Five Poems
By Gonca Özmen.
Winds Like These
These things happen, winds like these
This autumn balcony calls me
Whatever your hands dispense at night
I gather up my hair and rivers too
Then I go and undress in front of a poem
I kiss a child its name becomes love
Everything is distant from us
When with us, nothing is alone
I accent a little sorrow to this presence
There’s a tree in your hands
I’m looking at a bustling tree in your hands
You sit, eating a peach
Grass is walking, I say, don’t you see
Oppressive rain passes the window
I call out to myself, there’s no reply
O my love, there’s a needle between us
Stitching me to you
Translated by George Messo
The Land Of Mulberry
Come to the land of mulberry
To the remoteness of dwellings
I’ll teach you quiet
And the branches’ concern
I’ll kiss where you’re waning
Where nature wanes
Cross the plain
Come to the land of mulberry
Into the grasses
I’ll make you listen to the storm
To the scream of the storm-god
A long while later
I’ll wait for you again
Beyond a stream
Cross the field
Come closer come
To the mulberry scent
I’ll show you the ants
Translated by Ruth Christie
Cross-Breed
I read Dante I stripped a man white
A good child I lay down and took stock
My losses great, my gains many, my sins sweet
See how I’m reduced to bushes and brambles
I asked about birds I delved in the forest white
I stripped myself bare and headed out
How great to stop between your shoulder and evening
I looked long at distant mallows
I read Dante I kissed a soldier white
Once like a whole town asleep
I came back the echo of a stone you threw
The world sometimes, sometimes the world is one blood only
I sat then I found a mouth that would be silent
We mixed together forlorn and white
My book, my sacred text, my mixed child
I reek because of you
I read Dante I knocked down a state black
Translated by Ruth Christie and Mel Kenne
Mustafa
I peeled the orange Mustafa
I placed you at my bedside
A bed, look, no wider than a grave
Just like that deep down I’d offered myself
Thin sword, thin blood, slim death
This condemnation I invented myself
Dumma dumma dum in every man a woman
The one romping inside me had black eyes
One, Mustafa, doesn’t call out my name any more
They think this one’s a love poem too, so let them
Their umbrellas are large
They’re not getting wet
These skies must be pulled down Mustafa, pulled down
In people deep down lies their boundlessness
Keep me cool Mustafa
Keep me cool
In being alive lies the word’s being
To return, those children in far off homes
Translated by Saliha Paker and Mel Kenne
Memet
Take these ratta-tats Memet
Take them to the ratta-tatta man
Take this me Memet
Take this me to the meadows
Do I know what to do with me?
To me, I’m always a seabattle Memet
Take this me to the birds
Drop this me to the poor suburbs
Battling’s a backpack anyway Memet
Besides can a wound get old
Just keep me waiting again on a pillow-bed
Even the apple awaits its time
Just … me in a big old urn…
Deeper even deeper Memet
Just watch what a carnival, the human race
Does the ratta-tatta man
Ever ratta-tat the ratta-tat Memet?
Best if you dump me in with the poor Memet
Take this me, throw this me off the minaret
Translated by Saliha Paker and Mel Kenne

ABOUT THE AUTHOR
Gonca Özmen was born in Burdur (southern Turkey) in 1982. She was awarded with Ali Rıza Ertan Poetry Prize in 1999. Her first poetry book Kuytumda (In My Nook) was published in 2000, winning Orhan Murat Arıburnu Poetry Prize.

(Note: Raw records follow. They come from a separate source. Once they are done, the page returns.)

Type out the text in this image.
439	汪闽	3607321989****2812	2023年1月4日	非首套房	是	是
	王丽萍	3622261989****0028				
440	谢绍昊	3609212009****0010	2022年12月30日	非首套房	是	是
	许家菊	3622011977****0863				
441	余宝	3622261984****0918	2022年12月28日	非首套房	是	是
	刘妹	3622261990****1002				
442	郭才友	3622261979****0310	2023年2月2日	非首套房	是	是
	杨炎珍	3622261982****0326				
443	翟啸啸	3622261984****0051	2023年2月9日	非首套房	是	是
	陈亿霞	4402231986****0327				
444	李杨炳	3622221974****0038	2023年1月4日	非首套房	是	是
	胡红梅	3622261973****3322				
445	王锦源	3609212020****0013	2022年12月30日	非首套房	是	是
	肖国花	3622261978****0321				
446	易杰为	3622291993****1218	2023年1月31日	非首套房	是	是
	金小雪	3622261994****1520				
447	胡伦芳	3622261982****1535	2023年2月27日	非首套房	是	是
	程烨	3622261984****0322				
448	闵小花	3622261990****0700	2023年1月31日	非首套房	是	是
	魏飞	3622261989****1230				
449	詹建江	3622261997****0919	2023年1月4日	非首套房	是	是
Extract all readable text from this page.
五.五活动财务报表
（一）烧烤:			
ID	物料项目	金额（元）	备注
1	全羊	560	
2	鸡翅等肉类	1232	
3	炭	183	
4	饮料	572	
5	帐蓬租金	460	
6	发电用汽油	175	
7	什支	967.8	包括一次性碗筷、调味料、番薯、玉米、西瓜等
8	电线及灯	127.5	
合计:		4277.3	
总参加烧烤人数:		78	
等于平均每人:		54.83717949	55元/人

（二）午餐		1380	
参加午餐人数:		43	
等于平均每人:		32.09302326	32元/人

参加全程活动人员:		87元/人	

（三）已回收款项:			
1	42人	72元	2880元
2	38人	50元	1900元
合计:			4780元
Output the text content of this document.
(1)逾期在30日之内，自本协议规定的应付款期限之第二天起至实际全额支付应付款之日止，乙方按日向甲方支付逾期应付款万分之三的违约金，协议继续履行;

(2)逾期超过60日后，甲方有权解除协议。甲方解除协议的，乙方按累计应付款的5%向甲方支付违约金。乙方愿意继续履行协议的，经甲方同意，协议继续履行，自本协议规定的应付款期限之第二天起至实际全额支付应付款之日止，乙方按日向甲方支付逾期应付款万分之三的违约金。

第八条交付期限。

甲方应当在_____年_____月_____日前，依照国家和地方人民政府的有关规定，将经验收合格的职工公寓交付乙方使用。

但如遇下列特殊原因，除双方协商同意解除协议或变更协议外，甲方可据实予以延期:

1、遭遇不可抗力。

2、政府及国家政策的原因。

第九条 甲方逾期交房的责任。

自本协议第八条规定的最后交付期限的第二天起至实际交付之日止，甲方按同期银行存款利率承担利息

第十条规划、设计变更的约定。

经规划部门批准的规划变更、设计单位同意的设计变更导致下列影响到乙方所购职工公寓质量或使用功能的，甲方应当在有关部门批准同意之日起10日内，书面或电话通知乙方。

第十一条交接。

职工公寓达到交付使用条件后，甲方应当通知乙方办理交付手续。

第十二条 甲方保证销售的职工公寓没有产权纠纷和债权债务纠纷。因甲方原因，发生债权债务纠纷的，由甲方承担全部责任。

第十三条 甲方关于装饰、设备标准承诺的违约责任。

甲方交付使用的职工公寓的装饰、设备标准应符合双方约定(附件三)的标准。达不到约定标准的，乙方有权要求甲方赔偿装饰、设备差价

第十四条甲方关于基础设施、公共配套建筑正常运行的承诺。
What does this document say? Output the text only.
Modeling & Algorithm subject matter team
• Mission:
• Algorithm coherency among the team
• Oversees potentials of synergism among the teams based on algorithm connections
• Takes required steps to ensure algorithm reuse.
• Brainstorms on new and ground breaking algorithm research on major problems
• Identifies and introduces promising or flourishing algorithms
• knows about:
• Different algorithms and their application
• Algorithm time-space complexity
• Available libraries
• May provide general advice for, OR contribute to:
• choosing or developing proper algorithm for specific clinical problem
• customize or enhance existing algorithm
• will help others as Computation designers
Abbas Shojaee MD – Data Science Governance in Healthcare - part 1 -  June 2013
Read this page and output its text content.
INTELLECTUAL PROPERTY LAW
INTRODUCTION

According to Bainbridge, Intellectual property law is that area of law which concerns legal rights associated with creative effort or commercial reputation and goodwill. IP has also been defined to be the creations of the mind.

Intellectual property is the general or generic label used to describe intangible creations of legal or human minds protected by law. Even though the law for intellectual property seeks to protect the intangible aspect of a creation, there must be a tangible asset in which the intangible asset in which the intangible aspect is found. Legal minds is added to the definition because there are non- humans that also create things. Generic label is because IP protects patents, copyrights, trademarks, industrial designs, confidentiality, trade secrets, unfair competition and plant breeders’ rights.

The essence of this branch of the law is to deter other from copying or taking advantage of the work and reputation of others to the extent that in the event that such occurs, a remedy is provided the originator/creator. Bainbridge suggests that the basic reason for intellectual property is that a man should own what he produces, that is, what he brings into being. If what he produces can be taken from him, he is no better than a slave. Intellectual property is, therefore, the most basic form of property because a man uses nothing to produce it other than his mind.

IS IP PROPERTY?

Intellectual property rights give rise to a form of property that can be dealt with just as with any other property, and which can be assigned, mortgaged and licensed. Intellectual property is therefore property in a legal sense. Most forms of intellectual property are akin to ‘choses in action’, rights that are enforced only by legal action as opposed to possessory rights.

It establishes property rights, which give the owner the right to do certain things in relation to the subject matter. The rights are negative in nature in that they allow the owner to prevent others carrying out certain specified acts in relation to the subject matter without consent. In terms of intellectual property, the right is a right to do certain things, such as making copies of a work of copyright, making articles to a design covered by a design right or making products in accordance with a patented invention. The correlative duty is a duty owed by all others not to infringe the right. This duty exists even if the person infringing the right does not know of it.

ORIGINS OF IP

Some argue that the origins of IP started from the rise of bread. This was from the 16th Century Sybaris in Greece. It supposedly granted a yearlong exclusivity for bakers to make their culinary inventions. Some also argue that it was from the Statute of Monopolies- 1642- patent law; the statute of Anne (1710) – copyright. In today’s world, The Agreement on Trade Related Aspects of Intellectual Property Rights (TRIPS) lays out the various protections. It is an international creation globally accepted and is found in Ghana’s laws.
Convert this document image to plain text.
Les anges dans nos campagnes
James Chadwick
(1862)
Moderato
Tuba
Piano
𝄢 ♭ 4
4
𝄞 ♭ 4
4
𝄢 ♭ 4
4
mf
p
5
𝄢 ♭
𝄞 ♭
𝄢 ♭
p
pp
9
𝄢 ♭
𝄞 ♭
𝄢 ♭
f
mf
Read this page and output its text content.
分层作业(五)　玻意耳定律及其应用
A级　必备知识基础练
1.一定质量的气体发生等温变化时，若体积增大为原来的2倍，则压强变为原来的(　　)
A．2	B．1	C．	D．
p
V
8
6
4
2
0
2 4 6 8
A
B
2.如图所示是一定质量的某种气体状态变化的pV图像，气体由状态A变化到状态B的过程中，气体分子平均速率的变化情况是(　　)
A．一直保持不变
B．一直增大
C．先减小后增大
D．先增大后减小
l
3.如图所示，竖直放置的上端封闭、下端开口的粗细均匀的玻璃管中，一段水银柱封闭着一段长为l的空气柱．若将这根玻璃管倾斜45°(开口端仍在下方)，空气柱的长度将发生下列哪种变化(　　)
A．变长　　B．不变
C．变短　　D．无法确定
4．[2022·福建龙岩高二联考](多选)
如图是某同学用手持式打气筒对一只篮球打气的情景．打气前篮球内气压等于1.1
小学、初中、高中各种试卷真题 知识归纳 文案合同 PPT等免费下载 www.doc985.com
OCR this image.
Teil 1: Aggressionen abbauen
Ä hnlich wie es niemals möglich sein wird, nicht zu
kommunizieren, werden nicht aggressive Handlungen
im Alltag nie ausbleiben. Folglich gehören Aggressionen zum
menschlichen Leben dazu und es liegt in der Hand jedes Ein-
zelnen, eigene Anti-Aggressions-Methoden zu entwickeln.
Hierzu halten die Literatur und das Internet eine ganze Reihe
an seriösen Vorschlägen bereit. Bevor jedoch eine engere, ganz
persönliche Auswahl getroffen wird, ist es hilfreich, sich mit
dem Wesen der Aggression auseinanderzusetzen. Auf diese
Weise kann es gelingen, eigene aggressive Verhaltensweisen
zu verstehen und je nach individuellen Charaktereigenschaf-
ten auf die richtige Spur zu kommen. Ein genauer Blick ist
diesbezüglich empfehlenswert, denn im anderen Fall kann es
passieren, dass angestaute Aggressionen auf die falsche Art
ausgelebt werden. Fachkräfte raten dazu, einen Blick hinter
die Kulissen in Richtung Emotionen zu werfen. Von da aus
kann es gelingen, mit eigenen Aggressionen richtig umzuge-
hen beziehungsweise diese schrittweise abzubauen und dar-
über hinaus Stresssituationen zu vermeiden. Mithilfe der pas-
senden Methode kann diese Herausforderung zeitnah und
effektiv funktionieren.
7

She won Berna Moran Poetry Prize given by Istanbul University in 2003. Her second book Belki Sessiz (Maybe Quiet) was published in February 2008. She edits the magazine of literary translation Ç.N. (Çevirmenin Notu). Her poems are translated into Spanish, French, English, German, Slovenian and Persian. The Sea Within (Selected Poems, translated by George Messo) was published by Shearsman Books in February 2011. She has been living in Istanbul since 2000.